Dena Weiss buscou a ligação entre a morte de Nadav e Avihu e a proibição de entrar no קודש הקודשים, kodesh hakodashim, o lugar mais sagrado do Tabernáculo. Na sua leitura, a transgressão de Nadav e Avihu não estava na oferta que eles haviam trazido sem instrução prévia, mas no fato de que não tinham respeitado o espaço mais íntimo que o Divino tinha estabelecido no Santuário. Quantas vezes não sentimos nossos espaços pessoais ou profissionais invadidos; algumas vezes levando a sensações de termos sido profundamente desrespeitados? Se nos sentimos assim, podemos imaginar que o Divino, que inaugurava o espaço de sua morada entre os Hebreus, reagiria também com indignação frente à violação do seu espaço.

Dena Weiss também nos mostra que, de acordo com a literatura rabínica, esta era uma prática na qual Nadav e Avihu já tinham se engajado antes. Quando Deus convoca Moshé para subir ao Monte Sinai e receber as duas Tábuas do Pacto, o acompanharam Aharón, setenta anciãos, Nadav e Avihu. Naquela situação, de acordo com o midrash, eles já teriam agido de forma desrespeitosa com relação ao Divino, comendo sua refeição enquanto olhavam para a face de Deus. Dena Weiss continua: “A atitude de arrogância e privilégio de Nadav e Avihu não apenas se manifestou como grosseria para com Deus; também foi expresso em uma abordagem chocantemente superior que eles adotaram em relação a outras pessoas.”

Nadav e Avihu se comportavam como se seu status lhes conferisse direitos especiais sem que eles precisassem seguir regras, conhecer os parâmetros. Eles não precisariam adquirir conhecimento, nem construir pessoalmente sua relação com Deus. Seu pai era o Sumo Sacerdote; seu tio era Moshé. Como algo poderia lhes ser negado?!

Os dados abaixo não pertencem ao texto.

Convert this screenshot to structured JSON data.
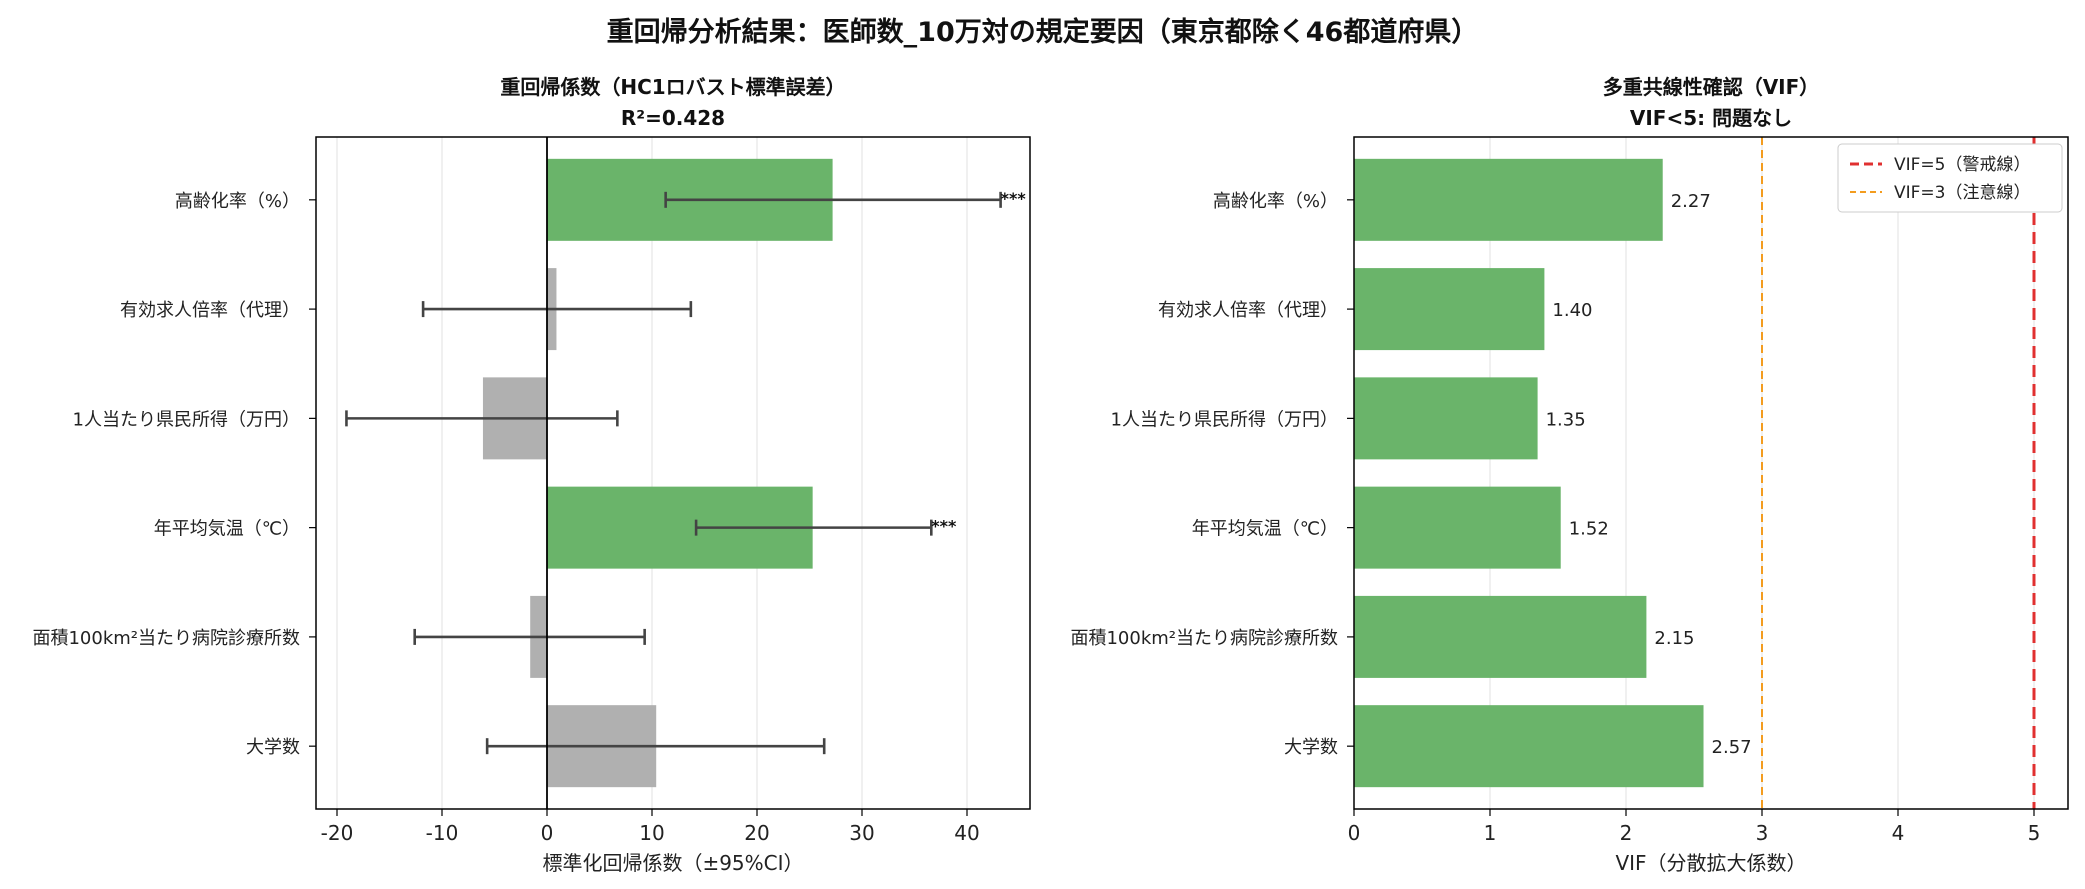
{
  "figure_title": "重回帰分析結果：医師数_10万対の規定要因（東京都除く46都道府県）",
  "colors": {
    "significant": "#6ab46a",
    "not_significant": "#b0b0b0",
    "errorbar": "#444444",
    "vif_bar": "#6ab46a",
    "vif5_line": "#e03030",
    "vif3_line": "#f39c1f",
    "grid": "#e0e0e0"
  },
  "chart_data": [
    {
      "type": "bar",
      "orientation": "horizontal",
      "title": "重回帰係数（HC1ロバスト標準誤差）",
      "subtitle": "R²=0.428",
      "xlabel": "標準化回帰係数（±95%CI）",
      "ylabel": "",
      "xlim": [
        -22,
        46
      ],
      "xticks": [
        -20,
        -10,
        0,
        10,
        20,
        30,
        40
      ],
      "xtick_labels": [
        "-20",
        "-10",
        "0",
        "10",
        "20",
        "30",
        "40"
      ],
      "grid": "vertical",
      "categories": [
        "高齢化率（%）",
        "有効求人倍率（代理）",
        "1人当たり県民所得（万円）",
        "年平均気温（℃）",
        "面積100km²当たり病院診療所数",
        "大学数"
      ],
      "values": [
        27.2,
        0.9,
        -6.1,
        25.3,
        -1.6,
        10.4
      ],
      "ci_low": [
        11.3,
        -11.8,
        -19.1,
        14.2,
        -12.6,
        -5.7
      ],
      "ci_high": [
        43.2,
        13.7,
        6.7,
        36.6,
        9.3,
        26.4
      ],
      "significant": [
        true,
        false,
        false,
        true,
        false,
        false
      ],
      "annotations": [
        "***",
        "",
        "",
        "***",
        "",
        ""
      ]
    },
    {
      "type": "bar",
      "orientation": "horizontal",
      "title": "多重共線性確認（VIF）",
      "subtitle": "VIF<5: 問題なし",
      "xlabel": "VIF（分散拡大係数）",
      "ylabel": "",
      "xlim": [
        0,
        5.25
      ],
      "xticks": [
        0,
        1,
        2,
        3,
        4,
        5
      ],
      "xtick_labels": [
        "0",
        "1",
        "2",
        "3",
        "4",
        "5"
      ],
      "grid": "vertical",
      "categories": [
        "高齢化率（%）",
        "有効求人倍率（代理）",
        "1人当たり県民所得（万円）",
        "年平均気温（℃）",
        "面積100km²当たり病院診療所数",
        "大学数"
      ],
      "values": [
        2.27,
        1.4,
        1.35,
        1.52,
        2.15,
        2.57
      ],
      "value_labels": [
        "2.27",
        "1.40",
        "1.35",
        "1.52",
        "2.15",
        "2.57"
      ],
      "reference_lines": [
        {
          "value": 5,
          "label": "VIF=5（警戒線）",
          "color": "#e03030",
          "style": "dashed"
        },
        {
          "value": 3,
          "label": "VIF=3（注意線）",
          "color": "#f39c1f",
          "style": "dashed"
        }
      ],
      "legend": {
        "position": "top-right"
      }
    }
  ]
}
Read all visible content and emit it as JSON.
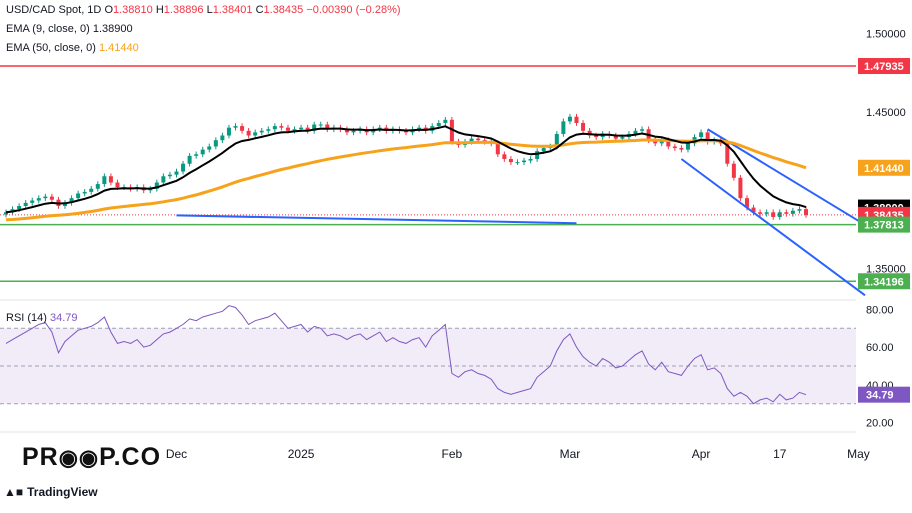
{
  "header": {
    "symbol": "USD/CAD Spot, 1D",
    "o_label": "O",
    "o": "1.38810",
    "h_label": "H",
    "h": "1.38896",
    "l_label": "L",
    "l": "1.38401",
    "c_label": "C",
    "c": "1.38435",
    "change": "−0.00390 (−0.28%)",
    "ema9_label": "EMA (9, close, 0)",
    "ema9": "1.38900",
    "ema50_label": "EMA (50, close, 0)",
    "ema50": "1.41440"
  },
  "branding": {
    "logo_text_left": "PR",
    "logo_text_right": "P.CO",
    "footer": "TradingView"
  },
  "colors": {
    "up": "#089981",
    "down": "#f23645",
    "ema9": "#000000",
    "ema50": "#f7a21b",
    "channel": "#2962ff",
    "support": "#4caf50",
    "resistance": "#f23645",
    "rsi": "#7e57c2",
    "rsi_band": "#ede7f6"
  },
  "chart_data": [
    {
      "type": "line",
      "title": "USD/CAD Spot, 1D",
      "y_ticks": [
        "1.50000",
        "1.45000",
        "1.35000"
      ],
      "ylim": [
        1.33,
        1.51
      ],
      "x_ticks": [
        "Dec",
        "2025",
        "Feb",
        "Mar",
        "Apr",
        "17",
        "May"
      ],
      "x_tick_index": [
        26,
        45,
        68,
        86,
        106,
        118,
        130
      ],
      "price_labels": [
        {
          "text": "1.47935",
          "value": 1.47935,
          "color": "#f23645"
        },
        {
          "text": "1.41440",
          "value": 1.4144,
          "color": "#f7a21b"
        },
        {
          "text": "1.38900",
          "value": 1.389,
          "color": "#000000"
        },
        {
          "text": "1.38435",
          "value": 1.38435,
          "color": "#f23645"
        },
        {
          "text": "1.37813",
          "value": 1.37813,
          "color": "#4caf50"
        },
        {
          "text": "1.34196",
          "value": 1.34196,
          "color": "#4caf50"
        }
      ],
      "horizontal_lines": [
        {
          "name": "resistance",
          "value": 1.47935,
          "color": "#f23645"
        },
        {
          "name": "support-1",
          "value": 1.37813,
          "color": "#4caf50"
        },
        {
          "name": "support-2",
          "value": 1.34196,
          "color": "#4caf50"
        }
      ],
      "trend_lines": [
        {
          "name": "blue-support-line",
          "points": [
            [
              26,
              1.384
            ],
            [
              87,
              1.379
            ]
          ]
        },
        {
          "name": "channel-upper",
          "points": [
            [
              107,
              1.439
            ],
            [
              131,
              1.378
            ]
          ]
        },
        {
          "name": "channel-lower",
          "points": [
            [
              103,
              1.42
            ],
            [
              131,
              1.333
            ]
          ]
        }
      ],
      "closes": [
        1.386,
        1.388,
        1.39,
        1.392,
        1.3935,
        1.395,
        1.396,
        1.394,
        1.39,
        1.392,
        1.395,
        1.398,
        1.399,
        1.401,
        1.404,
        1.409,
        1.405,
        1.402,
        1.402,
        1.401,
        1.402,
        1.4,
        1.401,
        1.405,
        1.409,
        1.41,
        1.412,
        1.417,
        1.422,
        1.423,
        1.426,
        1.428,
        1.432,
        1.435,
        1.44,
        1.441,
        1.438,
        1.435,
        1.437,
        1.438,
        1.439,
        1.441,
        1.44,
        1.438,
        1.439,
        1.44,
        1.438,
        1.442,
        1.442,
        1.439,
        1.44,
        1.439,
        1.437,
        1.438,
        1.439,
        1.437,
        1.439,
        1.44,
        1.438,
        1.439,
        1.438,
        1.437,
        1.439,
        1.44,
        1.438,
        1.441,
        1.443,
        1.445,
        1.431,
        1.429,
        1.431,
        1.433,
        1.432,
        1.431,
        1.43,
        1.423,
        1.42,
        1.418,
        1.418,
        1.419,
        1.42,
        1.425,
        1.427,
        1.428,
        1.436,
        1.444,
        1.447,
        1.443,
        1.438,
        1.435,
        1.434,
        1.436,
        1.435,
        1.433,
        1.434,
        1.436,
        1.438,
        1.439,
        1.432,
        1.43,
        1.432,
        1.428,
        1.427,
        1.426,
        1.43,
        1.434,
        1.437,
        1.431,
        1.432,
        1.43,
        1.417,
        1.408,
        1.395,
        1.389,
        1.386,
        1.385,
        1.386,
        1.383,
        1.386,
        1.385,
        1.387,
        1.388,
        1.3843
      ],
      "ema9": [
        1.386,
        1.3865,
        1.3873,
        1.3883,
        1.3893,
        1.3904,
        1.3915,
        1.392,
        1.3916,
        1.3917,
        1.3924,
        1.3935,
        1.3946,
        1.3959,
        1.3976,
        1.3998,
        1.4009,
        1.4011,
        1.4013,
        1.4012,
        1.4014,
        1.4011,
        1.4011,
        1.4019,
        1.4033,
        1.4047,
        1.4061,
        1.4083,
        1.4111,
        1.4135,
        1.416,
        1.4184,
        1.4211,
        1.4239,
        1.4271,
        1.4299,
        1.4315,
        1.4322,
        1.4332,
        1.4341,
        1.4351,
        1.4363,
        1.437,
        1.4372,
        1.4376,
        1.438,
        1.438,
        1.4388,
        1.4394,
        1.4393,
        1.4394,
        1.4394,
        1.4389,
        1.4387,
        1.4388,
        1.4384,
        1.4385,
        1.4388,
        1.4386,
        1.4387,
        1.4385,
        1.4382,
        1.4384,
        1.4387,
        1.4386,
        1.4391,
        1.4399,
        1.4409,
        1.4389,
        1.4369,
        1.4357,
        1.4352,
        1.4346,
        1.4339,
        1.4331,
        1.4311,
        1.4289,
        1.4267,
        1.425,
        1.4238,
        1.423,
        1.4234,
        1.4241,
        1.4249,
        1.4271,
        1.4305,
        1.4338,
        1.4356,
        1.4361,
        1.4359,
        1.4355,
        1.4356,
        1.4355,
        1.435,
        1.4348,
        1.435,
        1.4356,
        1.4363,
        1.4354,
        1.4343,
        1.4339,
        1.4327,
        1.4316,
        1.4305,
        1.4304,
        1.4312,
        1.4323,
        1.4321,
        1.4321,
        1.4317,
        1.4287,
        1.4246,
        1.4187,
        1.4128,
        1.4074,
        1.403,
        1.3995,
        1.3962,
        1.3941,
        1.3923,
        1.3912,
        1.3906,
        1.3893
      ],
      "ema50": [
        1.3812,
        1.3814,
        1.3817,
        1.3821,
        1.3825,
        1.383,
        1.3835,
        1.3839,
        1.3841,
        1.3844,
        1.3848,
        1.3853,
        1.3859,
        1.3865,
        1.3872,
        1.3881,
        1.3887,
        1.3892,
        1.3897,
        1.3901,
        1.3906,
        1.391,
        1.3914,
        1.392,
        1.3927,
        1.3934,
        1.3941,
        1.395,
        1.3961,
        1.3971,
        1.3983,
        1.3995,
        1.4008,
        1.4022,
        1.4037,
        1.4052,
        1.4065,
        1.4076,
        1.4088,
        1.4099,
        1.411,
        1.4122,
        1.4133,
        1.4142,
        1.4152,
        1.4162,
        1.417,
        1.418,
        1.4189,
        1.4198,
        1.4206,
        1.4213,
        1.422,
        1.4227,
        1.4234,
        1.424,
        1.4246,
        1.4253,
        1.4258,
        1.4264,
        1.4269,
        1.4273,
        1.4278,
        1.4283,
        1.4287,
        1.4292,
        1.4298,
        1.4304,
        1.4304,
        1.4304,
        1.4304,
        1.4305,
        1.4306,
        1.4306,
        1.4306,
        1.4303,
        1.4299,
        1.4294,
        1.429,
        1.4286,
        1.4283,
        1.4281,
        1.4281,
        1.4281,
        1.4284,
        1.429,
        1.4297,
        1.4302,
        1.4305,
        1.4307,
        1.4308,
        1.431,
        1.4312,
        1.4313,
        1.4314,
        1.4316,
        1.4318,
        1.4321,
        1.4321,
        1.432,
        1.432,
        1.4318,
        1.4316,
        1.4314,
        1.4313,
        1.4314,
        1.4316,
        1.4316,
        1.4316,
        1.4315,
        1.4309,
        1.43,
        1.4286,
        1.427,
        1.4254,
        1.4238,
        1.4224,
        1.4209,
        1.4196,
        1.4182,
        1.417,
        1.4158,
        1.4144
      ]
    },
    {
      "type": "line",
      "title": "RSI (14)",
      "value_text": "34.79",
      "value": 34.79,
      "ylim": [
        15,
        85
      ],
      "y_ticks": [
        "80.00",
        "60.00",
        "40.00",
        "20.00"
      ],
      "y_tick_values": [
        80,
        60,
        40,
        20
      ],
      "levels": [
        70,
        50,
        30
      ],
      "values": [
        62,
        64,
        66,
        68,
        70,
        72,
        73,
        68,
        57,
        63,
        66,
        69,
        70,
        71,
        73,
        76,
        68,
        62,
        63,
        62,
        64,
        60,
        61,
        64,
        67,
        68,
        70,
        72,
        75,
        74,
        76,
        77,
        78,
        79,
        82,
        81,
        77,
        72,
        74,
        75,
        76,
        78,
        74,
        70,
        71,
        72,
        68,
        71,
        70,
        66,
        67,
        66,
        64,
        66,
        67,
        64,
        66,
        68,
        63,
        65,
        63,
        62,
        64,
        65,
        60,
        66,
        69,
        72,
        46,
        44,
        47,
        48,
        46,
        45,
        43,
        38,
        36,
        35,
        36,
        37,
        38,
        44,
        47,
        50,
        58,
        64,
        67,
        60,
        55,
        52,
        50,
        54,
        52,
        49,
        50,
        53,
        56,
        58,
        51,
        48,
        52,
        47,
        46,
        45,
        50,
        54,
        56,
        48,
        49,
        46,
        38,
        34,
        36,
        34,
        30,
        32,
        33,
        31,
        35,
        32,
        33,
        36,
        34.79
      ]
    }
  ]
}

Nas palavras de Dena Weiss: “(…) o pecado de Nadav e Avihu (…) corresponde à pior parte de nós mesmos. Eles não refletem apenas nosso desejo virtuoso de dar; também refletem nosso desejo egoísta de possuir o que não é nosso por direito. Um exame mais detalhado de seu pecado revela que Nadav e Avihu não estavam sendo atenciosos – exatamente o oposto: eles agiam sem consideração, eram descuidados e desrespeitosos. Sua ação demonstrou que eles pensavam que tudo era deles para dar, o que mal mascara sua compreensão de que tudo também é deles para receber. Em sua abordagem, o mundo e tudo nele pertence a eles.”

Quantas vezes não agimos como Nadav e Avihu, acreditando que nossos privilégios nos abrem todas as portas sem esforço? Que nossa cor, nosso pertencimento comunitário, nossa idade, nosso status sócio-econômico, nossa relação com pessoas em posição de poder , que todos estes fatores nos deveriam conferir um tratamento diferenciado, um reconhecimento da pessoa iluminada que imaginamos ser — mesmo que não tenhamos feito por merecer, mesmo que não tenhamos ainda conquistado estas distinções….

Que nesse shabat consigamos deixar a humildade nos conduzir, escutando antes de falar, estudando e considerando antes de emitir opiniões infundadas, considerando o contexto e a comunidade antes de definirmos nossas ações de forma isolada.